Hard Processor System Technical Reference Manual: Agilex™ 5 SoCs

ID 814346
Date 4/01/2024
Public

A newer version of this document is available. Customers should click here to go to the newest version.

Document Table of Contents

5.1.6.2.5. DMA TX Data Transfer Operation

The TX DMA performs the data transfer operations as follows:
  1. The descriptor fetch engine reads a valid descriptor (OWN=1) either from the system memory or the descriptor pre-fetch cache and gives it to the data transfer engine.
  2. The data transfer engine processes the descriptor control bits, buffer sizes and calculates the size of data transfer to be requested as per the settings of the registers (TxPBL field). It checks if the space is available in the corresponding TX queue before it issues the request for data transfer
  3. After the request is accepted by the host interface (for scheduling on the bus), this engine calculates the next data transfer size and issues another request. The second request can be for one of the following:
    1. Next burst of data transfer from the same buffer in case the first request is only for part of the buffer.
    2. Burst of data transfer from buffer 2 in case the first request completed the transfer of buffer 1.
    3. Burst of data transfer from buffer 1 of next descriptor in case the first request completed for buffer 2 (or buffer 2 was empty).
    4. Start of new packet transfer from Buffer of next descriptor in case the first request completes a packet transfer.
  4. At any given time, up to two requests can be outstanding for data transfer completion.
  5. A request is considered to be completed once the requested data is fetched and written to the corresponding TX queue in MTL. After this, the engine can issue the next request as given in step 3.
  6. After the valid buffers of a descriptor is fetched, the descriptor is freed-up and pushed to the descriptor write-back engine for closure and the next descriptor from the pre-fetched cache is accepted for processing (step 2).
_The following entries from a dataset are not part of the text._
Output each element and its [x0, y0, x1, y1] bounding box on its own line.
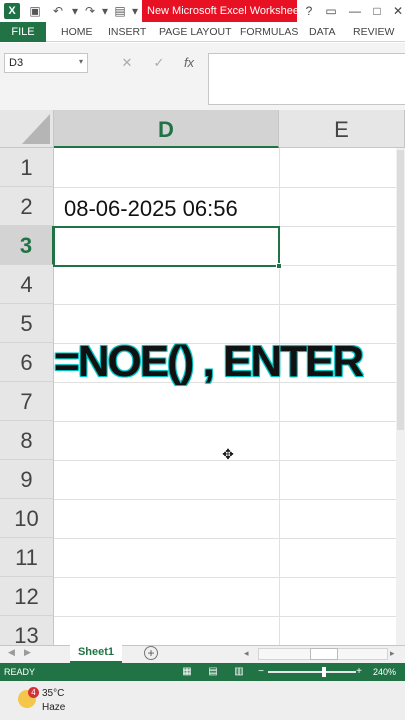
undo-icon[interactable]: ↶	[50, 3, 66, 19]
row-header-12[interactable]: 12	[0, 577, 54, 616]
row-header-4[interactable]: 4	[0, 265, 54, 304]
insert-function-icon[interactable]: fx	[180, 54, 198, 72]
zoom-slider-knob[interactable]	[322, 667, 326, 677]
gridline	[54, 577, 405, 578]
gridline	[54, 499, 405, 500]
save-icon[interactable]: ▣	[27, 3, 43, 19]
cancel-icon[interactable]: ✕	[118, 54, 136, 72]
tab-data[interactable]: DATA	[309, 22, 335, 42]
status-ready: READY	[4, 667, 36, 677]
normal-view-icon[interactable]: ▦	[180, 665, 194, 679]
tab-insert[interactable]: INSERT	[108, 22, 146, 42]
row-header-6[interactable]: 6	[0, 343, 54, 382]
zoom-slider[interactable]	[268, 671, 356, 673]
vertical-scrollbar-thumb[interactable]	[397, 150, 404, 430]
name-box-dropdown-icon[interactable]: ▾	[76, 55, 86, 69]
zoom-level[interactable]: 240%	[373, 663, 396, 681]
tab-scroll-right-icon[interactable]: ▶	[24, 647, 31, 658]
zoom-in-button[interactable]: +	[352, 665, 366, 679]
row-header-5[interactable]: 5	[0, 304, 54, 343]
row-header-7[interactable]: 7	[0, 382, 54, 421]
help-button[interactable]: ?	[300, 2, 318, 20]
weather-badge: 4	[28, 687, 39, 698]
hscroll-left-icon[interactable]: ◂	[244, 648, 249, 659]
restore-button[interactable]: □	[368, 2, 386, 20]
sheet-tab-sheet1[interactable]: Sheet1	[70, 643, 122, 663]
overlay-caption: =NOE() , ENTER	[54, 337, 364, 386]
enter-icon[interactable]: ✓	[150, 54, 168, 72]
quick-print-icon[interactable]: ▤	[112, 3, 128, 19]
row-header-11[interactable]: 11	[0, 538, 54, 577]
gridline	[54, 187, 405, 188]
add-sheet-button[interactable]: +	[144, 646, 158, 660]
formula-input[interactable]	[208, 53, 405, 105]
minimize-button[interactable]: —	[346, 2, 364, 20]
row-header-2[interactable]: 2	[0, 187, 54, 226]
gridline	[54, 616, 405, 617]
gridline	[279, 148, 280, 646]
tab-review[interactable]: REVIEW	[353, 22, 394, 42]
row-header-1[interactable]: 1	[0, 148, 54, 187]
cell-cursor-icon: ✥	[222, 446, 234, 462]
redo-dropdown-icon[interactable]: ▾	[97, 3, 113, 19]
tab-home[interactable]: HOME	[61, 22, 93, 42]
close-button[interactable]: ✕	[389, 2, 405, 20]
gridline	[54, 421, 405, 422]
tab-page-layout[interactable]: PAGE LAYOUT	[159, 22, 232, 42]
redo-icon[interactable]: ↷	[82, 3, 98, 19]
gridline	[54, 304, 405, 305]
row-header-8[interactable]: 8	[0, 421, 54, 460]
cell-d2[interactable]: 08-06-2025 06:56	[64, 190, 279, 228]
customize-toolbar-icon[interactable]: ▾	[127, 3, 143, 19]
taskbar	[0, 681, 405, 720]
select-all-triangle-icon	[22, 114, 50, 144]
row-header-10[interactable]: 10	[0, 499, 54, 538]
ribbon-display-icon[interactable]: ▭	[322, 2, 340, 20]
undo-dropdown-icon[interactable]: ▾	[67, 3, 83, 19]
window-title: New Microsoft Excel Workshee...	[142, 0, 297, 22]
weather-condition[interactable]: Haze	[42, 702, 65, 713]
hscroll-right-icon[interactable]: ▸	[390, 648, 395, 659]
column-header-e[interactable]: E	[279, 110, 405, 148]
tab-file[interactable]: FILE	[0, 22, 46, 42]
gridline	[54, 538, 405, 539]
zoom-out-button[interactable]: −	[254, 665, 268, 679]
row-header-9[interactable]: 9	[0, 460, 54, 499]
row-header-3[interactable]: 3	[0, 226, 54, 265]
excel-logo-icon: X	[4, 3, 20, 19]
row-header-13[interactable]: 13	[0, 616, 54, 646]
active-cell-d3[interactable]	[53, 226, 280, 267]
column-header-d[interactable]: D	[54, 110, 279, 148]
weather-temperature[interactable]: 35°C	[42, 688, 64, 699]
fill-handle[interactable]	[276, 263, 282, 269]
horizontal-scrollbar-thumb[interactable]	[310, 648, 338, 660]
page-break-view-icon[interactable]: ▥	[232, 665, 246, 679]
page-layout-view-icon[interactable]: ▤	[206, 665, 220, 679]
tab-scroll-left-icon[interactable]: ◀	[8, 647, 15, 658]
tab-formulas[interactable]: FORMULAS	[240, 22, 298, 42]
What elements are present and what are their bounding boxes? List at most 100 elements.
All the above operations are implemented in a pipe-lined fashion so as to avoid any bottlenecks and overheads due to descriptor reads or writes. Moreover, the engine can request two packet transfers in sequence (for packets of size smaller than the programmed PBL) without completing the fetch of the first one. This enables hiding of the system latencies of a read command behind the data transfer of the previous command and thus improves the throughput.